By using synthetic InsP7 as bait to search for its interacting proteins, a recent study identified a myriad of proteins absent of SPX domains, among which are the ribose-phosphate pyrophosphokinases 1 and 2 (PRPS1 and PRPS2) and their associated proteins PRPSAP1 and PRPSAP2 that are involved in nucleotide biosynthesis (Furkert et al., 2020). This finding suggests a potential correlation between the Pi-signaling and nucleotide biosynthesis and inspires speculation about whether SPX-independent proteins can perceive PP-InsPs to modulate cellular Pi homeostasis. On the other hand, InsP7 has been shown to mediate enzyme-independent pyrophosphorylation of proteins involved in biological processes that are tightly linked to the cellular energy status such as glycolysis and ribosome biogenesis (Bhandari et al., 2007; Szijgyarto et al., 2011; Thota et al., 2015; Wu et al., 2016). Protein pyrophosphorylation has not been reported in plants and whether PP-InsPs can modulate the activity of plant Pi transport systems via this mechanism remains to be explored.

Conclusions

Over recent years, active research into InsP metabolism driven by the study of Pi signaling in plants has not only elucidated key kinases responsible for InsP/PP-InsP biosynthesis but also extended our knowledge of InsP metabolism in plants. This advance is also expected to foster the investigation of previously unsolved biological processes that intersect with InsPs/PP-InsPs metabolism. With the identification of SPX domains as intracellular sensors that perceive InsP/PP-InsP as cellular Pi signaling molecules, we expect accelerated progress toward a comprehensive understanding of the regulation of Pi transport systems at the organismal level.

Structural and functional analyses of the SPX domains establish their role as intracellular P sensors through the binding with PP-InsPs rather than Pi.

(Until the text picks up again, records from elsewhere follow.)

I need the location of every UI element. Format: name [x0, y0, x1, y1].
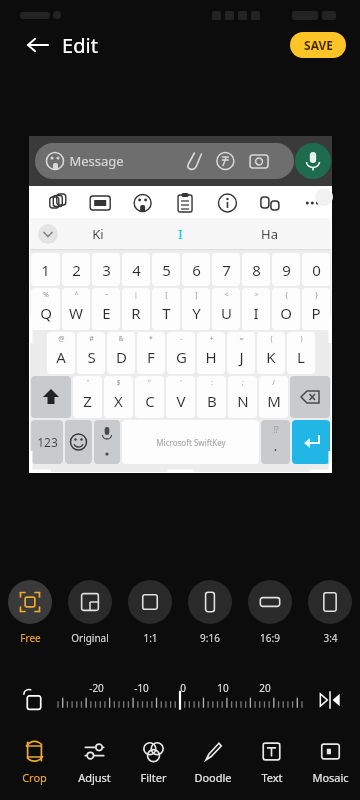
button[interactable]: ]	[182, 288, 210, 330]
button[interactable]: '	[166, 376, 195, 418]
staticText: S	[87, 347, 96, 367]
button[interactable]: [	[152, 288, 180, 330]
staticText: 8	[252, 260, 261, 280]
button[interactable]: >	[242, 288, 270, 330]
button[interactable]: 1:1	[120, 580, 180, 652]
button[interactable]: Crop	[4, 732, 64, 800]
button[interactable]: =	[227, 332, 255, 374]
button[interactable]: 0	[302, 253, 330, 286]
staticText: *	[149, 334, 153, 344]
staticText: W	[69, 303, 83, 323]
staticText: :	[211, 378, 213, 388]
button[interactable]: 3:4	[300, 580, 360, 652]
staticText: }	[315, 290, 318, 300]
staticText: Edit	[62, 32, 98, 59]
button[interactable]: SAVE	[290, 32, 346, 58]
button[interactable]: ̄	[73, 376, 102, 418]
button[interactable]: -	[167, 332, 195, 374]
staticText: C	[145, 391, 155, 411]
staticText: T	[162, 303, 171, 323]
staticText: !?	[273, 424, 279, 435]
button[interactable]: Emoji	[65, 420, 92, 464]
button[interactable]: ~	[92, 288, 120, 330]
staticText: -10	[134, 681, 149, 695]
staticText: F	[147, 347, 155, 367]
button[interactable]: 123	[31, 420, 63, 464]
staticText: A	[56, 347, 66, 367]
button[interactable]: 1	[31, 253, 60, 286]
button[interactable]: (	[257, 332, 285, 374]
button[interactable]: Mosaic	[301, 732, 360, 800]
button[interactable]: Microsoft SwiftKey	[122, 420, 259, 464]
button[interactable]: ;	[228, 376, 257, 418]
button[interactable]: Adjust	[64, 732, 124, 800]
button[interactable]: /	[259, 376, 288, 418]
staticText: -20	[89, 681, 104, 695]
staticText: Q	[40, 303, 52, 323]
button[interactable]: )	[287, 332, 315, 374]
staticText: Filter	[140, 770, 167, 785]
button[interactable]: 7	[212, 253, 240, 286]
button[interactable]: {	[272, 288, 300, 330]
button[interactable]: 2	[62, 253, 90, 286]
button[interactable]: Rotate	[18, 684, 50, 716]
button[interactable]: 8	[242, 253, 270, 286]
button[interactable]: !?	[261, 420, 290, 464]
staticText: -	[180, 334, 183, 344]
button[interactable]: &	[107, 332, 135, 374]
staticText: 4	[132, 260, 141, 280]
staticText: 7	[222, 260, 231, 280]
button[interactable]: Doodle	[183, 732, 242, 800]
button[interactable]: Backspace	[290, 376, 330, 418]
button[interactable]: $	[104, 376, 133, 418]
staticText: SAVE	[304, 37, 333, 53]
button[interactable]: Enter	[292, 420, 330, 464]
button[interactable]: 6	[182, 253, 210, 286]
button[interactable]: 5	[152, 253, 180, 286]
staticText: '	[180, 378, 182, 388]
button[interactable]: |	[122, 288, 150, 330]
button[interactable]: Text	[242, 732, 301, 800]
button[interactable]: Flip	[314, 684, 346, 716]
button[interactable]: 9	[272, 253, 300, 286]
button[interactable]: 3	[92, 253, 120, 286]
staticText: L	[297, 347, 305, 367]
button[interactable]: Back	[16, 23, 60, 67]
staticText: ]	[195, 290, 198, 300]
button[interactable]: #	[77, 332, 105, 374]
button[interactable]: +	[197, 332, 225, 374]
staticText: "	[148, 378, 151, 388]
staticText: 5	[162, 260, 171, 280]
staticText: O	[280, 303, 292, 323]
staticText: >	[254, 290, 259, 300]
staticText: 9	[282, 260, 291, 280]
button[interactable]: "	[135, 376, 164, 418]
button[interactable]: ^	[62, 288, 90, 330]
button[interactable]: *	[137, 332, 165, 374]
staticText: Z	[83, 391, 92, 411]
button[interactable]: Filter	[124, 732, 183, 800]
staticText: H	[205, 347, 217, 367]
button[interactable]: %	[31, 288, 60, 330]
staticText: I	[253, 303, 259, 323]
button[interactable]: 4	[122, 253, 150, 286]
button[interactable]: 16:9	[240, 580, 300, 652]
button[interactable]: Original	[60, 580, 120, 652]
button[interactable]: Shift	[31, 376, 71, 418]
staticText: (	[270, 334, 273, 344]
button[interactable]: Voice input	[94, 420, 120, 464]
staticText: @	[58, 334, 65, 344]
staticText: X	[114, 391, 123, 411]
staticText: K	[266, 347, 276, 367]
staticText: ^	[74, 290, 79, 300]
staticText: Text	[261, 770, 283, 785]
staticText: 20	[259, 681, 271, 695]
button[interactable]: 9:16	[180, 580, 240, 652]
button[interactable]: :	[197, 376, 226, 418]
staticText: {	[285, 290, 288, 300]
staticText: E	[102, 303, 111, 323]
button[interactable]: }	[302, 288, 330, 330]
button[interactable]: Free	[0, 580, 60, 652]
button[interactable]: <	[212, 288, 240, 330]
button[interactable]: @	[47, 332, 75, 374]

Characterizations of the enzymes and their corresponding mutants involved in InsP and PP-InsP biosynthesis pathways identify PP-InsPs as metabolic messengers for intracellular Pi signaling in response to extracellular P availability.

InsP7 and InsP8 are evolutionarily conserved Pi signaling molecules that are metabolically linked to cellular Pi levels.

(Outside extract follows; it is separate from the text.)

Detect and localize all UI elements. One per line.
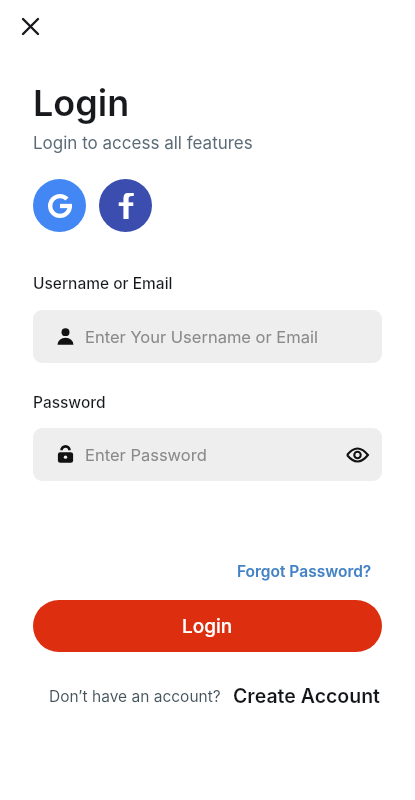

InsP8 as an intracellular ligand modulates the interaction between SPX and PHR proteins, which in turn controls the transcriptional activation of PSR genes.

SPX proteins are engaged in the regulation of the crosstalk between N and P signaling networks.

What is the molecular basis underlying PP-InsP-mediated regulation of Pi transport proteins? Do PP-InsPs generally act as ligands in mediating protein–protein interactions and/or directly modulate the activities of their receptor proteins through structural or chemical modifications?

How are the subcellular levels of InsP/PP-InsP controlled in accordance with the dynamics of cellular Pi levels?

Are the activities of SPX-bearing Pi transporters modulated by competitive bindings of different InsP/PP-InsP species according to their differential affinities and physiological levels?